However the lady in ‘Warning’ becomes a child again and starts to be rebellious “I shall sit down on the pavement when I am tired and gobble up samples in shops and press alarm bells.” Things that you would imagine a child of about 5 would do, she does! “Run my stick against the public railings… and pick the flowers in other peoples gardens.” In ‘Old Man Old Man’ he can not bear the thought of loosing his authority whereas the lady in ‘Warning’ is looking forward to the thought of loosing all authority and dignity and that she will not have to live up to the expectations and values of Middle Class Britain when she mocks it by saying “and set a good example for the children, we must have friends to dinner and read the papers.
” Implying that she does not want to do any of this.
The language in ‘Old Man Old Man’ is very pessimistic. The old man who seems to be the father of the poet thinks that he is going to hate old age, this is backed up by the writers’ conformation when he quotes “Self-demoted in your nineties to washing up”. The language in ‘Warning’ is very egotistical and self-absorbed because she mostly uses ‘I’ “I shall go out in my slippers in the rain”, she also is ungrammatical “You can wear terrible shirts and grow more fat” this shows lack of care. The lady uses phrases like ‘Gobble up’ which emphasises greed as it is quite a powerful and evocative phrase.
Although both poems deal with old age, they not only take a very different attitude to it but have a very different tone. In ‘Old Man Old Man’ the first half of the poem is almost an impersonal description of the old man and how his world is shrinking. It is only at half way that the poet reveals his close relation to the old man – he starts to talk in terms of you and I.

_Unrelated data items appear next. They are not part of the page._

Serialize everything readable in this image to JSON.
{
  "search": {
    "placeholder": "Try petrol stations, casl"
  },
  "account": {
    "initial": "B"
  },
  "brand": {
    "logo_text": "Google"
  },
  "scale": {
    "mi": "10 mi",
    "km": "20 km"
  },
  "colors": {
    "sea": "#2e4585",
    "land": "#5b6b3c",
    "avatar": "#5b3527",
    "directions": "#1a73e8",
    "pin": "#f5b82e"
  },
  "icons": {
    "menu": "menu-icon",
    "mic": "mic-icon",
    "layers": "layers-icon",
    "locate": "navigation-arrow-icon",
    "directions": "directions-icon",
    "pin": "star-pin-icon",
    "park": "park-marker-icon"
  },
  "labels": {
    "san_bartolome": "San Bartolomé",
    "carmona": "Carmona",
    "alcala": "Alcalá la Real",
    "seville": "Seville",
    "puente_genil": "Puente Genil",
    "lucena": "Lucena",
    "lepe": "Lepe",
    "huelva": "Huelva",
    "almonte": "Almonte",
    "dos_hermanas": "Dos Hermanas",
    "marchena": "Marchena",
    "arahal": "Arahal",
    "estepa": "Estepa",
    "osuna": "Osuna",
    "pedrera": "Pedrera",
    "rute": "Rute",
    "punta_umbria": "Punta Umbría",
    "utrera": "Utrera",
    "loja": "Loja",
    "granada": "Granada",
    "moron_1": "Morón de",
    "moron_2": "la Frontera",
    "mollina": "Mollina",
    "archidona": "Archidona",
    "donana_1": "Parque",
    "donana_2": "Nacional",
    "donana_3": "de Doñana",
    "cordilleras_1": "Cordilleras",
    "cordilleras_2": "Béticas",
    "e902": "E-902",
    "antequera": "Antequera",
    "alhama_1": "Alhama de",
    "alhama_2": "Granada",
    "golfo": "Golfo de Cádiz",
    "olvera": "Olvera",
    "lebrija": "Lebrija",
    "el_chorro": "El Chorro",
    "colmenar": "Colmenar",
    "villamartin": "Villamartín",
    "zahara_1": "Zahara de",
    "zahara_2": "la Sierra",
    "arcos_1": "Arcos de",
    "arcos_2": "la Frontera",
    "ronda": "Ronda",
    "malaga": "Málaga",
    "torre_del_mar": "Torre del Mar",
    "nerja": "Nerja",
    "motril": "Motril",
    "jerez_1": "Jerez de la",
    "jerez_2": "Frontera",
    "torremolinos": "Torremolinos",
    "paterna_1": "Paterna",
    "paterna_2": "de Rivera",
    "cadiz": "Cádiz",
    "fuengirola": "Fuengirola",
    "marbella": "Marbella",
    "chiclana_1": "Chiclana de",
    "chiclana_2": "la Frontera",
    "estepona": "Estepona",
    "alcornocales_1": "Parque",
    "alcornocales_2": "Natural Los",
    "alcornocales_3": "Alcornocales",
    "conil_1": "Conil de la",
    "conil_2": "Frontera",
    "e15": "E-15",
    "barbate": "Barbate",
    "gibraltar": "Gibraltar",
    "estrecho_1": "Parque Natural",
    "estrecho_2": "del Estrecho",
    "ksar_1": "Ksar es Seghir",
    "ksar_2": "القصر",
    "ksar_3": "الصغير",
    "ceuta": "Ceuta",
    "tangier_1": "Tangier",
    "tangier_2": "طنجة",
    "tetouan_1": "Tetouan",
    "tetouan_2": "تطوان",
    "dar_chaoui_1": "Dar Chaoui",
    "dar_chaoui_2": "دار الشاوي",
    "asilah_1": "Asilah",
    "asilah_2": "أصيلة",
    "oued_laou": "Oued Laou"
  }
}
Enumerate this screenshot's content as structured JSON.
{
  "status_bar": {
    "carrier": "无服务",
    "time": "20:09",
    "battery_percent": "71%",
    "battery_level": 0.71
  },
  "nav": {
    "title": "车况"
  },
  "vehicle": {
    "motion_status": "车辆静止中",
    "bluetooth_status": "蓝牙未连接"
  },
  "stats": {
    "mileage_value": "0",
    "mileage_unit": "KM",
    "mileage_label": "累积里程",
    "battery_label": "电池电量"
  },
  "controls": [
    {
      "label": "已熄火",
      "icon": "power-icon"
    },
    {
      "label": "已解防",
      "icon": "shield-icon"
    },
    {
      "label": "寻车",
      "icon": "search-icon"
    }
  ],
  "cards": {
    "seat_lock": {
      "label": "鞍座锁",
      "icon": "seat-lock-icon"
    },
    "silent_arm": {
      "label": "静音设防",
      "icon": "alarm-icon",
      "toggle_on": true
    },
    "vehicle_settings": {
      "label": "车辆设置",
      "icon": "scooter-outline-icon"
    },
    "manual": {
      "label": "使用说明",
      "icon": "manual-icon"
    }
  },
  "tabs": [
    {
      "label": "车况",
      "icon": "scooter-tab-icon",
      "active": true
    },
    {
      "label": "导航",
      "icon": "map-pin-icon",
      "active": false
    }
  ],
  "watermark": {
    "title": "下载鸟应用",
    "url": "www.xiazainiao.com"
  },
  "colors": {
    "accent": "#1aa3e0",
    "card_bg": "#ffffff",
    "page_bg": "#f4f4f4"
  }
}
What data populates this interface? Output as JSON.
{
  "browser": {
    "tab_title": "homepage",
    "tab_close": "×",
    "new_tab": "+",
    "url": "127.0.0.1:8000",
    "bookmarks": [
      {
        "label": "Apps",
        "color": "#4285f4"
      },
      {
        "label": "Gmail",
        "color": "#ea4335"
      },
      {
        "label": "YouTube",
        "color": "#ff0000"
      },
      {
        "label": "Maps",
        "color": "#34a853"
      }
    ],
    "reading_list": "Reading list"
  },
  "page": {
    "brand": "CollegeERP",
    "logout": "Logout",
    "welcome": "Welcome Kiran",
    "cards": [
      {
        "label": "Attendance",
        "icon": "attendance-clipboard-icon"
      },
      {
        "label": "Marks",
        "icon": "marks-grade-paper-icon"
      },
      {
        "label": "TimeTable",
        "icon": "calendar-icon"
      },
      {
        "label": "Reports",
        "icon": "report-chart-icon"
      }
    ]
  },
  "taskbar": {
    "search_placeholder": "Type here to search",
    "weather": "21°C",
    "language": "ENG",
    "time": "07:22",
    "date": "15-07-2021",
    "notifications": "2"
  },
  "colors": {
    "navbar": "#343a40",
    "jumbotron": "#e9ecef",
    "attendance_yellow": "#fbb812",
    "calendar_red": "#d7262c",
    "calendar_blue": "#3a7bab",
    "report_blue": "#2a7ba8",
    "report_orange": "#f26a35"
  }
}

The first half is certainly bleak and bitter with its description of his falling eyesight and memory and the mocking reference “Lord once of shed, garage and garden,” yet gradually despite the obvious bad relationship, the old man had with his children (including perhaps the poet) the mood changes to one of almost gentle pity. The poet notes that the old man tried not to cry and he follows this with the ambiguous lines “I love your helplessness, you who hate being helpless”. At first sight it might be that the narrator is rejoicing in the old mans’ helplessness, but then he goes on to offer his help “Let me find your hammer. Let me walk with you to Drury Lane. I am only a cloud.” And this coupled with the more personal way the poem is expressed possibly indicates a change of attitude in the poet. Or it could be the Narrators bitterness shown in its fullest.